Much is murky about Tamerlan’s life leading up to the deadly attack on Boylston Street. Four years after the blasts, his case, at first blush, seems to be an extreme cautionary tale about the shortcomings of the overbloated war on terror, its divided attentions rendering actual terrorists invisible. But upon closer inspection, a strange picture starts to emerge—one that counterterrorism experts and law enforcement officials have suggested points to Tamerlan having been a federal informant who went rogue.

During Dzhokhar’s trial, his defense attorneys raised provocative questions about the FBI’s mysterious involvement with Tamerlan. Had agents pressured him to be an informant? And if so, did that pressure play a role in the bombings?
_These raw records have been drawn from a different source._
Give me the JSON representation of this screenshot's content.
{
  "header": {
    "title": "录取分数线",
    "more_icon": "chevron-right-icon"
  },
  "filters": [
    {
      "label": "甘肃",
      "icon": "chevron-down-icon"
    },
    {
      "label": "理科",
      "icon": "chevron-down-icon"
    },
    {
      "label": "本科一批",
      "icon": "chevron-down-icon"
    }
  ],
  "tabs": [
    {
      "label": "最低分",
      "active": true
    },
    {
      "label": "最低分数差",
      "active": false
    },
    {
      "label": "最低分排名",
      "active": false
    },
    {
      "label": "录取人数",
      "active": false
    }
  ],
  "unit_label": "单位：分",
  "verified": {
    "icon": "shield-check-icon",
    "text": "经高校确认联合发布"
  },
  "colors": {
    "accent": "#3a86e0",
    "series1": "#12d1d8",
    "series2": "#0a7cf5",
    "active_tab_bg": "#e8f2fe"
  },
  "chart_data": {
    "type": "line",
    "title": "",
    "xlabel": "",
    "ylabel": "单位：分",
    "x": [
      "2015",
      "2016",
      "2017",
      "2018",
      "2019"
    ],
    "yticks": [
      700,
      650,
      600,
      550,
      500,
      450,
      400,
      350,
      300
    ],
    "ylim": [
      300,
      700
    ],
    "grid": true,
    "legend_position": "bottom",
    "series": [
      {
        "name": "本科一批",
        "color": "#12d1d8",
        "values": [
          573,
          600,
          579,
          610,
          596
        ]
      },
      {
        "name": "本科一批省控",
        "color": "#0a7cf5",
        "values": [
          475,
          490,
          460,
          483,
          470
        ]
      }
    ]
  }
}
Tsarnaev died in 2013 in the manhunt that followed the attack. His brother, Dzhokhar, was sentenced to death in 2015 for his role in the bombings.

McPhee’s work has made its way onto the small screen before. She’s a regular contributor to true-crime TV specials, and her 2010 book A Date with Death inspired the Lifetime TV movie The Craigslist Killer. She is currently consulting on the upcoming Boston-based Showtime crime drama City on a Hill, produced by Ben Affleck and Matt Damon.

The news of the docu-series came on Marathon Monday, the sixth anniversary of the attack and the first time since 2013 that the race had been held on April 15, the date of the bombings.

It also follows news that another local journalist’s treatment of a high-profile case is moving forward. Boston contributors Dave Wedge and Casey Sherman announced last week that a publisher bought the rights to a book they’re writing on the final years of Whitey Bulger, called Misery Mountain.